RAYMOND GURROBAT, individually and on behalf of all others similarly situated, Petitioner/Plaintiff-Appellee/Cross-Appellant, vs. HTH CORPORATION; PACIFIC BEACH CORPORATION, Respondents/Defendants-Appellants/Cross-Appellees.
The above-captioned case has been set for argument on the merits at:
Supreme Court Courtroom
Ali`iolani Hale, 2nd Floor
417 South King Street
Honolulu, HI 96813
Attorneys for Petitioner/Plaintiff-Appellee/Cross-Appellant:
James J. Bickerton of Bickerton Lee Dang & Sullivan; John Francis Perkin, Brandee J.K. Faria, and Michelle Premeaux of Perkin & Faria, LLLC
Attorneys for Respondents/Defendants-Appellants/Cross-Appellees:
Paul Alston, Tina L. Colman, and John Rhee of Alston Hunt Floyd & Ing
NOTE: Order granting Application for Transfer, filed 02/11/13.
COURT: MER, CJ; PAN, SRA, SSM, & RWP, JJ.

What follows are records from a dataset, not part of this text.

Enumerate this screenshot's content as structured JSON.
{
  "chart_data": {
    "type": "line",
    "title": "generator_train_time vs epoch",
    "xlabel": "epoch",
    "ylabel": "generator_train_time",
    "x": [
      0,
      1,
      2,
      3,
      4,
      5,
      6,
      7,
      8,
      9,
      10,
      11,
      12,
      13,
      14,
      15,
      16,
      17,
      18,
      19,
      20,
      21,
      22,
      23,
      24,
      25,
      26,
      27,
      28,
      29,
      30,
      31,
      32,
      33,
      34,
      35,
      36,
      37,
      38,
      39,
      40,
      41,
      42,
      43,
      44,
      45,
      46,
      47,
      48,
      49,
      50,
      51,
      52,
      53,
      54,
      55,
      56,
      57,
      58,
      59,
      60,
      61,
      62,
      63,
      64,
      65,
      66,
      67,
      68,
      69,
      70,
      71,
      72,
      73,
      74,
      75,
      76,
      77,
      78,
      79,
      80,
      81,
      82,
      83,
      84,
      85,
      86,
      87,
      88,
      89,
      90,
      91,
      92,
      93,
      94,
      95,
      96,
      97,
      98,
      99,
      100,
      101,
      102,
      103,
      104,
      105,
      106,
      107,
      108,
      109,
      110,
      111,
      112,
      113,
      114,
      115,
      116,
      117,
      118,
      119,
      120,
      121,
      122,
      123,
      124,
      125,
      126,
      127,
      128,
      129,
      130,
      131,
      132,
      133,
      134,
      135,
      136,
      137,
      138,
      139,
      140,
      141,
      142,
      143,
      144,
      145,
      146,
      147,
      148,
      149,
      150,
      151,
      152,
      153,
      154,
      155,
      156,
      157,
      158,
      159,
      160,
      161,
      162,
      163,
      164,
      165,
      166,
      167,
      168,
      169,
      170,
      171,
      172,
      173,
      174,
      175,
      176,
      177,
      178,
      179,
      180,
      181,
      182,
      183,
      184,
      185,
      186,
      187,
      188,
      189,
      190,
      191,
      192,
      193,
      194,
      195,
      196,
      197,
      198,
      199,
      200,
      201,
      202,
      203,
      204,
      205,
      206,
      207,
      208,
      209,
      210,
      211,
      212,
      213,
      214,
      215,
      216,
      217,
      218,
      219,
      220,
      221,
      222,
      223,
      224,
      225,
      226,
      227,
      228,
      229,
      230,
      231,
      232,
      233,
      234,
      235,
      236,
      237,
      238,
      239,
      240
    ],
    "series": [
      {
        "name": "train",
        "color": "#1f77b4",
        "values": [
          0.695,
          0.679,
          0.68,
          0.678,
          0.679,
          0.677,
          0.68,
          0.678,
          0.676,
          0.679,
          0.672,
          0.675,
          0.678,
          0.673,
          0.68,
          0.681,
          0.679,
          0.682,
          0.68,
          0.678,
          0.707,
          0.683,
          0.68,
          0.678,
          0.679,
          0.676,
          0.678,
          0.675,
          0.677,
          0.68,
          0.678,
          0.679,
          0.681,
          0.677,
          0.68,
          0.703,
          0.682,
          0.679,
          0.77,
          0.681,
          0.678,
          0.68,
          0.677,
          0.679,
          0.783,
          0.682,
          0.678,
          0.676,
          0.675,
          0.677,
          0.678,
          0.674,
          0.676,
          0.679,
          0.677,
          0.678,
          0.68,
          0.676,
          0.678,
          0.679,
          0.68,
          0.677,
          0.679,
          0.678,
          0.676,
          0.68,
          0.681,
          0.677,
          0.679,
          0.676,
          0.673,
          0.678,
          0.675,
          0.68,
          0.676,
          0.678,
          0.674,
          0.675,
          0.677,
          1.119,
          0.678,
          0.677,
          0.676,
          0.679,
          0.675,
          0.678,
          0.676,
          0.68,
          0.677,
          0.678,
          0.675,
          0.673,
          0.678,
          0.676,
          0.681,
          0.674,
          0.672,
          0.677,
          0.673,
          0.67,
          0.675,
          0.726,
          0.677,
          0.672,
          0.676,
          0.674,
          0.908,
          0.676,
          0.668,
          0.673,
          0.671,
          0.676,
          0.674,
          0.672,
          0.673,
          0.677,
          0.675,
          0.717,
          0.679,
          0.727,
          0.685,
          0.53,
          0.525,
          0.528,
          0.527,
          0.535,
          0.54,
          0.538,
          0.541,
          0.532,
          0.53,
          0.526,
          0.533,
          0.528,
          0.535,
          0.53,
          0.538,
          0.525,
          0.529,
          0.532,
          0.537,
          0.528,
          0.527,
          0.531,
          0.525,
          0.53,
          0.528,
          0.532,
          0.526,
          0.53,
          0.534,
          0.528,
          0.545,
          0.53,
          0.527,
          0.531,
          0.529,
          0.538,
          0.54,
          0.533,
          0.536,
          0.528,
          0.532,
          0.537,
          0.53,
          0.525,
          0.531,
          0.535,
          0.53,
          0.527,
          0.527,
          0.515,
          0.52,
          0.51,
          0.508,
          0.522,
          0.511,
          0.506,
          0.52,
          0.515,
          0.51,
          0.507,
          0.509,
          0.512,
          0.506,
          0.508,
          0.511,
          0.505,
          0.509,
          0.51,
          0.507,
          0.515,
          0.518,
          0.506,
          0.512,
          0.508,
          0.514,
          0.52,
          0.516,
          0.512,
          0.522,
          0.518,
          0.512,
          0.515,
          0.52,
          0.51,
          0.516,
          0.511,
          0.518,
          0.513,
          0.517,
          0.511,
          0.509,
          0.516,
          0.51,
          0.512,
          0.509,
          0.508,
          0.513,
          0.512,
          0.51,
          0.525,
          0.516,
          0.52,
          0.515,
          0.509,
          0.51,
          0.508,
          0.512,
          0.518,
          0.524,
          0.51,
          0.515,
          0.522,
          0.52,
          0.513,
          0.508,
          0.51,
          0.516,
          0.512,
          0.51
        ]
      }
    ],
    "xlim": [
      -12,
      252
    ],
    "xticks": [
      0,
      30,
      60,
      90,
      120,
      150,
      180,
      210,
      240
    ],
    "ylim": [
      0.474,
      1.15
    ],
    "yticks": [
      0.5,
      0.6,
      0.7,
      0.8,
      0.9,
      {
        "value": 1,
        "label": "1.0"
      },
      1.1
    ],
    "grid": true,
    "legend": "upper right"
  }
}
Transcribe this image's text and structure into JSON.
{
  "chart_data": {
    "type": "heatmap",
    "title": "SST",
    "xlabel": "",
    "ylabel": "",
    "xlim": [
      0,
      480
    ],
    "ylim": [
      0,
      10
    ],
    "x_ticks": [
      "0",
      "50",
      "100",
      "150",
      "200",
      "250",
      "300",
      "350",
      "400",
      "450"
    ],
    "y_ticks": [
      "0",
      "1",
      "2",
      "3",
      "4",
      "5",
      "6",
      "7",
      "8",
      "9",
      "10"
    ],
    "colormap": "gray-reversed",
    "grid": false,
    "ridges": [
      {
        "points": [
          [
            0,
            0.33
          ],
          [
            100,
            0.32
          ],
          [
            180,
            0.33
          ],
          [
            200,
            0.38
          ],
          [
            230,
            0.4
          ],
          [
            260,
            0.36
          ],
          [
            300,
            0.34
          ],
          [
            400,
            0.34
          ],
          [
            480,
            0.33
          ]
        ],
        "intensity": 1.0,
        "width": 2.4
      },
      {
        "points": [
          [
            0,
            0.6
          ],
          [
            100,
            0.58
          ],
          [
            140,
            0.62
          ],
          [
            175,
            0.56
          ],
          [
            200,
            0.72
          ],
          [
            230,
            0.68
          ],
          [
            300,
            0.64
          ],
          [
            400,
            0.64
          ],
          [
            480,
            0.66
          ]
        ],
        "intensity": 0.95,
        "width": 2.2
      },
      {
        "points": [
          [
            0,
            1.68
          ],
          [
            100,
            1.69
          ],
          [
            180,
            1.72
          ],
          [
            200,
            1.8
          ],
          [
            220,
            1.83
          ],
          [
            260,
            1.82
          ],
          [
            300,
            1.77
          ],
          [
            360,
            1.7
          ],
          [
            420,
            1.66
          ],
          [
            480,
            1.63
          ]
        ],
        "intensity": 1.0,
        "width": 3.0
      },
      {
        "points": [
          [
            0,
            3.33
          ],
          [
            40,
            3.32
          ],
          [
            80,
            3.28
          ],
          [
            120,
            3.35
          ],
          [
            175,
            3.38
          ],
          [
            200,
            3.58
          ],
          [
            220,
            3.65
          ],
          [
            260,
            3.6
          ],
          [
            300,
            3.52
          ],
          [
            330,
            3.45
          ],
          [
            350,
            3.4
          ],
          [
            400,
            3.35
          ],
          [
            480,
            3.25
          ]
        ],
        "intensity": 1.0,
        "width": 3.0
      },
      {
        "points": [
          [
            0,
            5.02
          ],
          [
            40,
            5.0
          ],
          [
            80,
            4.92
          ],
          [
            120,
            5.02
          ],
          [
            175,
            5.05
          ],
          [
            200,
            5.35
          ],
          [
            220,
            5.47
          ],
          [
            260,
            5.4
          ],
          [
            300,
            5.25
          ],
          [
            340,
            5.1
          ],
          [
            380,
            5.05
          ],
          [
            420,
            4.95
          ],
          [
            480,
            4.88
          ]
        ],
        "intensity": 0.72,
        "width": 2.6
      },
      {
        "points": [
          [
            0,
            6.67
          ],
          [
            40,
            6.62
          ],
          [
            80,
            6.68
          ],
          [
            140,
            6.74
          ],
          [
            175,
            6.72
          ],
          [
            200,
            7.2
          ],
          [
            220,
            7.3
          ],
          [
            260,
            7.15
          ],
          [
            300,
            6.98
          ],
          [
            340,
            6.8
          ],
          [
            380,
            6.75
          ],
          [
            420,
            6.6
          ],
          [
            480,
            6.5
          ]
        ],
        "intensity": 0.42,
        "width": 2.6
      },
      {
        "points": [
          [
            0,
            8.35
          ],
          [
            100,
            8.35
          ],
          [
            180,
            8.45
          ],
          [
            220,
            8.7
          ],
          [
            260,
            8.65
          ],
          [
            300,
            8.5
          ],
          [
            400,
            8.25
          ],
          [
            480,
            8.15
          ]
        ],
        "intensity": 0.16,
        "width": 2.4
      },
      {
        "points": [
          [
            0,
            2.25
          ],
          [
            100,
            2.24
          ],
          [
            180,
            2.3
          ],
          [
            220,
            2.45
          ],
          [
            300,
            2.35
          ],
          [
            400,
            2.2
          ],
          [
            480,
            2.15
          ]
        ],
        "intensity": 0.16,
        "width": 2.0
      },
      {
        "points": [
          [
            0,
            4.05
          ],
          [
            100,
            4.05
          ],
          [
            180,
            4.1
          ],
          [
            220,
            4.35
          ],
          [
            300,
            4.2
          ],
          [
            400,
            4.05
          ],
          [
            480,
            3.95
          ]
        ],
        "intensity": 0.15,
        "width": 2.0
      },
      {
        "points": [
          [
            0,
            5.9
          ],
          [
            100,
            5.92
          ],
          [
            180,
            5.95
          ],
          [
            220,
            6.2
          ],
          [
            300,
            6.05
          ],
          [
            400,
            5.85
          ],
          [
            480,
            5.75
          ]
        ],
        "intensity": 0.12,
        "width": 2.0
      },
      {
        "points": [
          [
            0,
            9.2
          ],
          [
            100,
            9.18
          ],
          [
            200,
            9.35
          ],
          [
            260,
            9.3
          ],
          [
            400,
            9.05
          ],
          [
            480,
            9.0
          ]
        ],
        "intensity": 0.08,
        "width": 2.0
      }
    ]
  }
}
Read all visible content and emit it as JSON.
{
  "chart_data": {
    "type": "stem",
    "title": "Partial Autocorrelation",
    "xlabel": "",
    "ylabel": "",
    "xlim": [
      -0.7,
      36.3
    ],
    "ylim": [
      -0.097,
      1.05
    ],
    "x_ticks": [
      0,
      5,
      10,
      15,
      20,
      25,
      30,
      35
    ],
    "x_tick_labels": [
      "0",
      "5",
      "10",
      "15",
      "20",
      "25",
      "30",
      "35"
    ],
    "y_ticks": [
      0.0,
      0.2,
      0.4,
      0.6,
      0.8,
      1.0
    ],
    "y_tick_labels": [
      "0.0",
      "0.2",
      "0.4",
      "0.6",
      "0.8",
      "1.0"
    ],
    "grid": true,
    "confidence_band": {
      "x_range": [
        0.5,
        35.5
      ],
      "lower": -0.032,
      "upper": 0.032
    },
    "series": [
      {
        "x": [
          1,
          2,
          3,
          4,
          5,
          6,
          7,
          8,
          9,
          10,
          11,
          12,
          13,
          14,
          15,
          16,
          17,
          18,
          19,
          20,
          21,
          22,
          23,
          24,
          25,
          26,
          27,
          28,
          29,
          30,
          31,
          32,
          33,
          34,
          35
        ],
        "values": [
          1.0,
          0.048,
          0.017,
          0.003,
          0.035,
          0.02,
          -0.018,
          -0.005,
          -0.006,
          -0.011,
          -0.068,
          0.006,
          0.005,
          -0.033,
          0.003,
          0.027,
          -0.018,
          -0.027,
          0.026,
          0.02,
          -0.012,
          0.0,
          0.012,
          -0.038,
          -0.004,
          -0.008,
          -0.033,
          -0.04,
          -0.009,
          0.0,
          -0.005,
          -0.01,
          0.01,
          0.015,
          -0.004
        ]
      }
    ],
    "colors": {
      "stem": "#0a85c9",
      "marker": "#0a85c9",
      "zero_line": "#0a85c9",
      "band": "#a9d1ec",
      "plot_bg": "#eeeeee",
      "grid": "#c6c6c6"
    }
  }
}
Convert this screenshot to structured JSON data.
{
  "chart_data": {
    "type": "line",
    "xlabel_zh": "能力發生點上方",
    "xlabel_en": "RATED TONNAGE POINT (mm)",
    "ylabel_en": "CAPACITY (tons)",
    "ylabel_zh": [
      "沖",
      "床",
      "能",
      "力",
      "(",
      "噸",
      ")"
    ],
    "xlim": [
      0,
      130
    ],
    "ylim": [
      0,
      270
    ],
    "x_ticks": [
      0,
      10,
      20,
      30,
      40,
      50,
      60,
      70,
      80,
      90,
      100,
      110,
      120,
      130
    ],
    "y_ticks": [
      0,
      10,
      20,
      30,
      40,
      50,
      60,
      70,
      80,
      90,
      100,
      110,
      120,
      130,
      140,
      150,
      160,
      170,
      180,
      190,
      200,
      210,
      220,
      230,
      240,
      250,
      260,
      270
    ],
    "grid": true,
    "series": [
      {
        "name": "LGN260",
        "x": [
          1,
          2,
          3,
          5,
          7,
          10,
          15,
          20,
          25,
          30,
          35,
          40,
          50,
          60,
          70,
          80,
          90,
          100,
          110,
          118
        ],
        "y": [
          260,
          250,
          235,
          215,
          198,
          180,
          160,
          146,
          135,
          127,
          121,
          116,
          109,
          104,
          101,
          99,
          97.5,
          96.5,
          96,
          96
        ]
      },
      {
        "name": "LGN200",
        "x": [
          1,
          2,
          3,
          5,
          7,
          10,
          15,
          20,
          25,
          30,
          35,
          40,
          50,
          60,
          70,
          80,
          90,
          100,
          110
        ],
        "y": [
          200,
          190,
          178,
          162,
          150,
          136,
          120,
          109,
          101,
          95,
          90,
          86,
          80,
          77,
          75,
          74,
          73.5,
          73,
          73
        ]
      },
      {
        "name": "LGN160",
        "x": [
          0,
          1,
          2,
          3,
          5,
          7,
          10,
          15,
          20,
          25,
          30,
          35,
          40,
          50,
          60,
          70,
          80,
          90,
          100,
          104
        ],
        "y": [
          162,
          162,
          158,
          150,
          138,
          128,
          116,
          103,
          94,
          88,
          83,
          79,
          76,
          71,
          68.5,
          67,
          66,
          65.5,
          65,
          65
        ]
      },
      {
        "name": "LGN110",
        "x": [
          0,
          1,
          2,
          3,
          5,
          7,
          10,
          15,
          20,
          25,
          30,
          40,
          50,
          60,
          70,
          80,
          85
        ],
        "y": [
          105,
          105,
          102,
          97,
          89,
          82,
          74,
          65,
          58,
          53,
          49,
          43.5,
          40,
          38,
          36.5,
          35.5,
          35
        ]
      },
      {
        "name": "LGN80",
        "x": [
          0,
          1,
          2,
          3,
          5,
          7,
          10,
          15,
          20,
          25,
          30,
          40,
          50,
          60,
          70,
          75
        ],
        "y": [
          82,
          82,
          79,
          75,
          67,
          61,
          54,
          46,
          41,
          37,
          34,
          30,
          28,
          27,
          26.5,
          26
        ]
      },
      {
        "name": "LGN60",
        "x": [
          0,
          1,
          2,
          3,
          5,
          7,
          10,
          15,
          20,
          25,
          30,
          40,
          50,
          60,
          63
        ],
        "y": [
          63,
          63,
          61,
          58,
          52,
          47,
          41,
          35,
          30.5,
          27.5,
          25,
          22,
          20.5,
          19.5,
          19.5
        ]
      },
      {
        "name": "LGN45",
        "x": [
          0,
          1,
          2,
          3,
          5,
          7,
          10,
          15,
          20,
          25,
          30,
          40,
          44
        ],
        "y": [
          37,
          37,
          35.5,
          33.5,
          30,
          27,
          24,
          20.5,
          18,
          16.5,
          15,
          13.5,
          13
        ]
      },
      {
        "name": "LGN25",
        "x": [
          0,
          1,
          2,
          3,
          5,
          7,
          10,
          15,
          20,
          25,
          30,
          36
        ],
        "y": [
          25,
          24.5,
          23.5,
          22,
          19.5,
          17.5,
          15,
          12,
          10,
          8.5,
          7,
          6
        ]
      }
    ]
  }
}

Plaintiff-Appellee-Cross-Appellant Raymond Gurrobat (“Gurrobat”), individually and on behalf of a class of similarly situated persons, filed a class-action lawsuit against Defendants-Appellants-Cross-Appellees HTH Corporation and Pacific Beach Corporation (collectively, “Defendants”), for alleged violations of Hawai`i Revised Statutes (“HRS”) § 481B-14. The Circuit Court of the First Circuit granted summary judgment in favor of Gurrobat on his claim for unpaid wages under HRS §§ 388-6 and -10, and in favor of Defendants on his claim for unfair method of competition under HRS §§ 480-2(e) and -13(a). Defendants appealed from the circuit court’s August 7, 2012 Amended Final Judgment, and Gurrobat cross-appealed. Gurrobat applied for a transfer from the Intermediate Court of Appeals, and this court accepted a discretionary transfer of the case pursuant to HRS § 602-58(b)(1) (Supp. 2011).
On appeal, Defendants argue that the circuit court erred in granting summary in favor of Gurrobat on the claim for unpaid wages because: (1) a violation of HRS § 481B-14 cannot form the basis of a claim under HRS § 388-6; (2) Gurrobat lacked standing to represent employees of the Pagoda Hotel, and he failed to satisfy the requirements for class certification; (3) there was no basis for imposing joint and several liability against Defendants; (4) the appropriate measure of damages should have taken into account the portion of service charge income distributed to both service employees and managerial employees; (5) Gurrobat failed to prove that HTH Corporation was an “employer” of class members; and (6) the court’s invocation of judicial and equitable for failing to address manifest defects in its judgment was misplaced.
On cross-appeal, Gurrobat argues that the circuit court misinterpreted the requirements of Davis, 122 Hawai`i 423, 228 P.3d 303, and erroneously granted summary judgment in favor of Defendants on the claim for unfair method of competition because: (1) he provided sufficient proof to allege an unfair method of competition claim; (2) he satisfied the causation requirement by showing that Defendants’ conduct both negatively impacted “fair competition” and caused injury to class members; (3) he identified Starwoods Hotels as a law-compliant competitor that discloses to customers its practice of retaining a portion of the service charge income; (4) the fact that he could not identify a hotel that distributes one hundred percent of the service charge income to its service employees did not preclude him from showing that Defendants’ practices unfairly affected fair competition; and (5) HRS Chapter 480 provides the only means by which employees can seek injunctive relief against such violations.